Novamente foi discutida a situação e firmado novo acordo, desta vez para que o Incra adquirisse a área através de compra e venda, por meio do Decreto 433, que autoriza o órgão federal a adquirir imóveis rurais destinados à implantação de projetos integrantes do programa de reforma agrária, mas novamente o processo não foi concluído.

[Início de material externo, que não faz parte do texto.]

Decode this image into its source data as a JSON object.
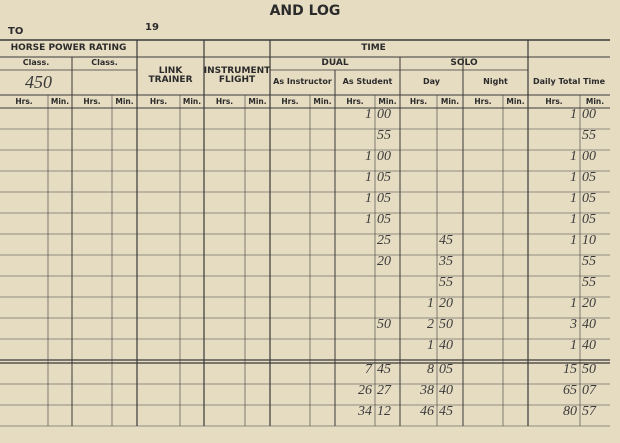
{
  "header": {
    "title": "AND LOG",
    "to": "TO",
    "year": "19"
  },
  "columns": {
    "horse_power_rating": "HORSE POWER RATING",
    "time": "TIME",
    "class_1": "Class.",
    "class_2": "Class.",
    "class_1_value": "450",
    "link_trainer": "LINK TRAINER",
    "instrument_flight": "INSTRUMENT FLIGHT",
    "dual": "DUAL",
    "solo": "SOLO",
    "as_instructor": "As Instructor",
    "as_student": "As Student",
    "day": "Day",
    "night": "Night",
    "daily_total_time": "Daily Total Time",
    "units": [
      "Hrs.",
      "Min.",
      "Hrs.",
      "Min.",
      "Hrs.",
      "Min.",
      "Hrs.",
      "Min.",
      "Hrs.",
      "Min.",
      "Hrs.",
      "Min.",
      "Hrs.",
      "Min.",
      "Hrs.",
      "Min.",
      "Hrs.",
      "Min."
    ]
  },
  "entries": [
    {
      "student_hrs": "1",
      "student_min": "00",
      "total_hrs": "1",
      "total_min": "00"
    },
    {
      "student_min": "55",
      "total_min": "55"
    },
    {
      "student_hrs": "1",
      "student_min": "00",
      "total_hrs": "1",
      "total_min": "00"
    },
    {
      "student_hrs": "1",
      "student_min": "05",
      "total_hrs": "1",
      "total_min": "05"
    },
    {
      "student_hrs": "1",
      "student_min": "05",
      "total_hrs": "1",
      "total_min": "05"
    },
    {
      "student_hrs": "1",
      "student_min": "05",
      "total_hrs": "1",
      "total_min": "05"
    },
    {
      "student_min": "25",
      "day_min": "45",
      "total_hrs": "1",
      "total_min": "10"
    },
    {
      "student_min": "20",
      "day_min": "35",
      "total_min": "55"
    },
    {
      "day_min": "55",
      "total_min": "55"
    },
    {
      "day_hrs": "1",
      "day_min": "20",
      "total_hrs": "1",
      "total_min": "20"
    },
    {
      "student_min": "50",
      "day_hrs": "2",
      "day_min": "50",
      "total_hrs": "3",
      "total_min": "40"
    },
    {
      "day_hrs": "1",
      "day_min": "40",
      "total_hrs": "1",
      "total_min": "40"
    }
  ],
  "totals": [
    {
      "student_hrs": "7",
      "student_min": "45",
      "day_hrs": "8",
      "day_min": "05",
      "total_hrs": "15",
      "total_min": "50"
    },
    {
      "student_hrs": "26",
      "student_min": "27",
      "day_hrs": "38",
      "day_min": "40",
      "total_hrs": "65",
      "total_min": "07"
    },
    {
      "student_hrs": "34",
      "student_min": "12",
      "day_hrs": "46",
      "day_min": "45",
      "total_hrs": "80",
      "total_min": "57"
    }
  ]
}
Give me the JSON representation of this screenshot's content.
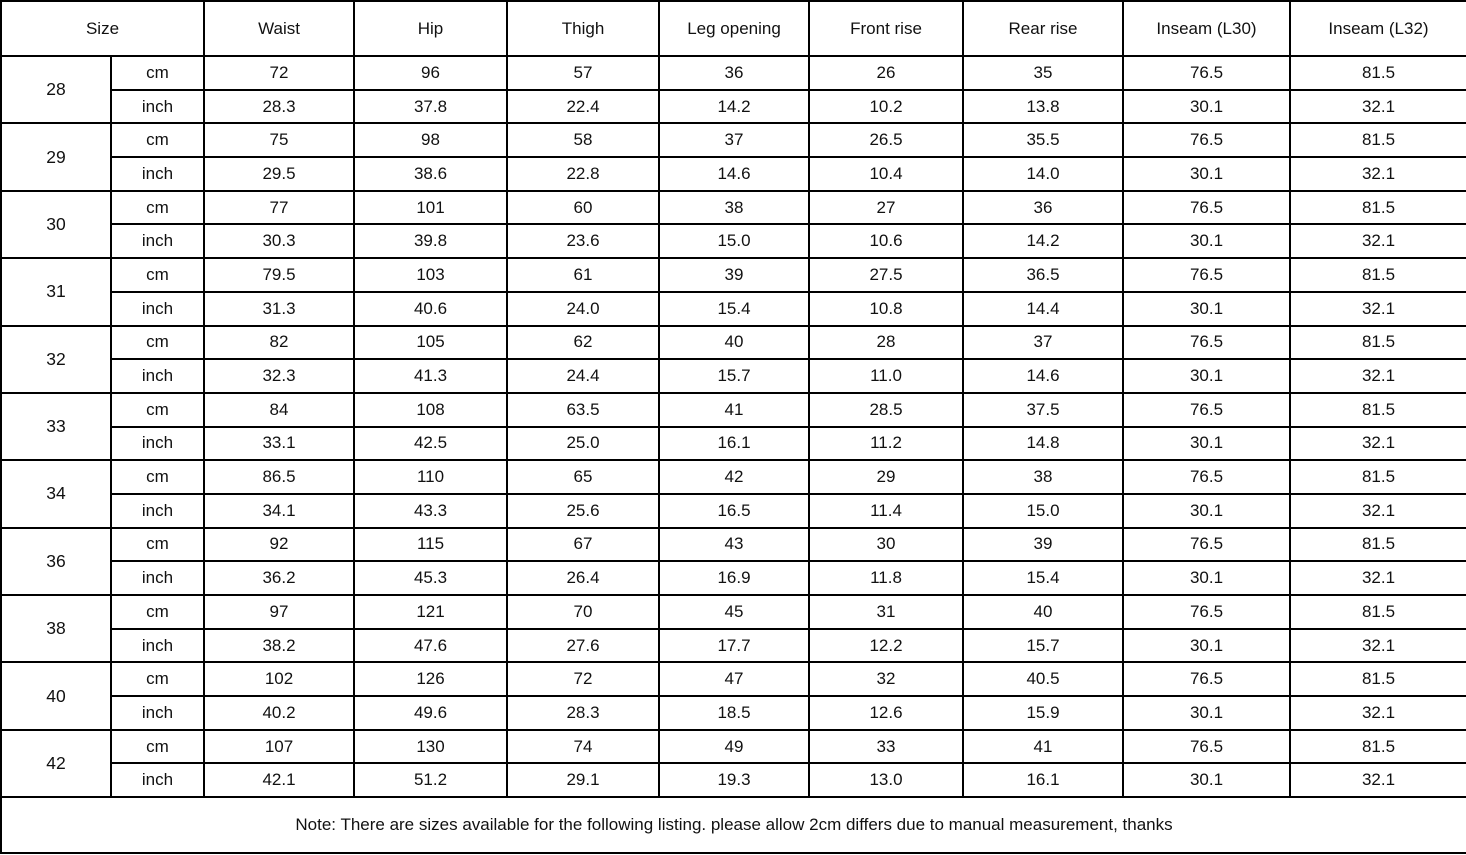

“O tempo foi passando e a situação se arrastando por 16 anos e, assim, o proprietário passou a requerer a reintegração do imóvel, o que conquistou em decisão que o juiz da Vara Agrária acabou de publicar. Isso é um exemplo claro da inoperância do Incra, de longos anos, de quase duas décadas sem conseguir finalizar um processo de desapropriação ou de compra e venda. Com isso agora as famílias poderão ser penalizadas”, afirma.

RECURSO

Batista afirma que a defesa dará entrada em recurso de apelação para tentar junto ao Tribunal de Justiça do Estado do Pará obter uma suspensão do cumprimento da decisão publicada pela Vara Agrária. “Esperamos sensibilizar o judiciário no sentido da longa ocupação que existe ali e num processo já consolidado de mais de duas décadas de produção, lá tem energia, tem escola, tem estrada construída, casas, um investimento de muitos anos, uma escala de produção grande”, defende.

À Reportagem, o advogado encaminhou relatório assinado por engenheiro ambiental que atesta a produtividade nas terras ocupadas. Os lotes foram divididos em terrenos de 5 a 7 alqueires, tendo sido identificados 35 criatórios de peixes, 15 casas de farinha, produção de 1.554 aves, a maioria galinha com produção diária de ovos, 226 cabeças de gado, 101 animais de transporte, como cavalos e mulas, e 175 suínos em 25 chiqueiros. Também há elevada produção de mandioca, milho, feijão e banana, além de outras variedades.

CANSAÇO

Também contatada pelo Portal, a advogada Nayara Damasceno, que atuou representando Ricardo Célio Chagas Santos, avaliou como acertada a decisão da Vara Agrária. “(Foi) bem fundamentada em todos os seus termos, especialmente na Constituição Federal, que assegura o direito de propriedade. No caso em tela, restou comprovado que a Fazenda Arapari cumpria sua função social, além de ser produtiva. Ficou provado, ainda, que o sr. Ricardo teve o exercício da posse tolhido pela ocupação indevida dos invasores”, afirma.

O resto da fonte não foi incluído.